La réalisation du flotteur à six compartiments, en CR/CSM Orca de 1670 décitex, révèle le même souci de robustesse. Il est en outre pourvu de larges renforts collés sur la partie supérieure (en option) et doté de deux mains-courantes en nylon toronné, qui courent de l'avant à l'arrière. Et à l'extérieur, un double liston très épais assure une excellente protection. En revanche, on regrette l'absence de taquets d'amarrage dans la dotation de base…
Si le 28 Pro semble armé pour naviguer en sécurité, il doit tout de même faire ses preuves sur l'eau. Contact ! Voyons ce qu'il en est, avec une motorisation prometteuse de 2 x 200 ch, proche de la puissance maximale. La position de pilotage est agréable, à condition d'aimer le volant "à l'Américaine" presque horizontal, avec un bon appui sur le leaning-post et une manette de gaz qui tombe bien sous la main droite. Mais attention aux genoux qui risquent de rencontrer la console lors des fléchissements par mer formée ! La rade de La Ciotat, ondulée par un reste de houle, offre pour l'occasion un bon terrain de jeu.
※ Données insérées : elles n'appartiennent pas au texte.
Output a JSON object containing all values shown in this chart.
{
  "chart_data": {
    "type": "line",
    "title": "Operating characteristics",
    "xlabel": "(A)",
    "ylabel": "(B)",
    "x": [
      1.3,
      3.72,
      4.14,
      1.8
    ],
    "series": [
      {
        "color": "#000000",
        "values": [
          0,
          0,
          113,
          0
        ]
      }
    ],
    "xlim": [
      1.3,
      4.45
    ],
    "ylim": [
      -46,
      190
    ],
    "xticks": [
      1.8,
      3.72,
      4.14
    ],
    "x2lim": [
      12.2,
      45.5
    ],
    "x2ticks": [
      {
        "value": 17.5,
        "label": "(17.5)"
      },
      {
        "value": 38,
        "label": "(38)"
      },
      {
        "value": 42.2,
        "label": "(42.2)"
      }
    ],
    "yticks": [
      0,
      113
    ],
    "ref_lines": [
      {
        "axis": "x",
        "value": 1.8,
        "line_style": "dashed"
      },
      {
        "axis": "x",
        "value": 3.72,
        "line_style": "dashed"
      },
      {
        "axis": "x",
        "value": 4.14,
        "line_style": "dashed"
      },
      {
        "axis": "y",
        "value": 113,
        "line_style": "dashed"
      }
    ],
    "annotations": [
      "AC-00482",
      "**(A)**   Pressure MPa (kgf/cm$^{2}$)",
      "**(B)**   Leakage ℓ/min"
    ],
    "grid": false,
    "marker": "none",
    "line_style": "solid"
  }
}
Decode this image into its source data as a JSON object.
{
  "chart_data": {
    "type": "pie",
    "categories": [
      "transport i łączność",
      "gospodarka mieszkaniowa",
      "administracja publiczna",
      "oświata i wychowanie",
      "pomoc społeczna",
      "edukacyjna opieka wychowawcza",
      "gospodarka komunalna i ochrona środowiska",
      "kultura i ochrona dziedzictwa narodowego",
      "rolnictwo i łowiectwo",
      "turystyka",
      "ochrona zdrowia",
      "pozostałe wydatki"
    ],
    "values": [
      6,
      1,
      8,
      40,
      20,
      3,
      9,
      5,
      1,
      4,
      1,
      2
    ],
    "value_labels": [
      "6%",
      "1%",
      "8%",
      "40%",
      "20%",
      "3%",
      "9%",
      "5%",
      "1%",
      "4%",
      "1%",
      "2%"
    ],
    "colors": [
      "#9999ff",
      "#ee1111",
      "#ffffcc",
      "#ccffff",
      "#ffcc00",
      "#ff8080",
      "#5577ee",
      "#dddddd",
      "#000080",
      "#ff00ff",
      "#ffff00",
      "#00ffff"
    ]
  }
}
Déjaugeage vif et bien en ligne, accélération puissante sous la poussée des deux Yamaha, les premiers runs délivrent une bonne impression. L'assiette est correcte et le bateau dégage une sensation de puissance et de sécurité dans les vagues, où l'on apprécie son exceptionnelle rigidité. C'est dans ces conditions que le 28 Pro fait valoir sa nature de baroudeur, vrai 4 x 4 des mers capable de "passer" par tous les temps, avec un pilotage précis, mais pas particulièrement ludique. Il se montre sûr en longues courbes rapides comme en virages serrés, toujours bien ancré sur sa trajectoire, avec une inclinaison qui reste modérée. La carène exige en revanche du doigté sur le réglage de trim à très haute vitesse (plus de 45 nœuds), révélant alors une légère tendance à partir en lacets, que l'on peut imputer à un choix d'hélices mal adapté, en l'occurrence des 23 pouces standard. Des hélices un peu plus courtes devraient suffire à corriger cette instabilité tout en améliorant l'agrément de pilotage. Ce changement s'impose d'autant plus que les 23'' ne permettent pas de tirer la quintessence du V6 Yamaha qui plafonne à 5 600 tr/min alors que, sur un bateau lège, il devrait grimper à 6 000 tours. Au passage, on devrait encore améliorer le chrono maxi inscrit au GPS (48,3 nœuds) qui se classe déjà parmi les plus rapides de sa catégorie.
CONCLUSION
La robustesse des Oversea n'est pas un mythe et le 28 Pro vient ici la confirmer. Il convainc par la sensation de sécurité qu'il délivre en mer et par ses performances de haut niveau. Comme son nom l'indique, il s'adresse d'abord aux "pros" -ou aux amateurs éclairés- à la recherche d'une unité fiable et aménageable à la carte. La force du chantier réside précisément dans sa capacité à répondre à chaque demande. Une démarche intéressante mais peu susceptible de toucher le grand public, plutôt tourné vers les modèles "clés en mains".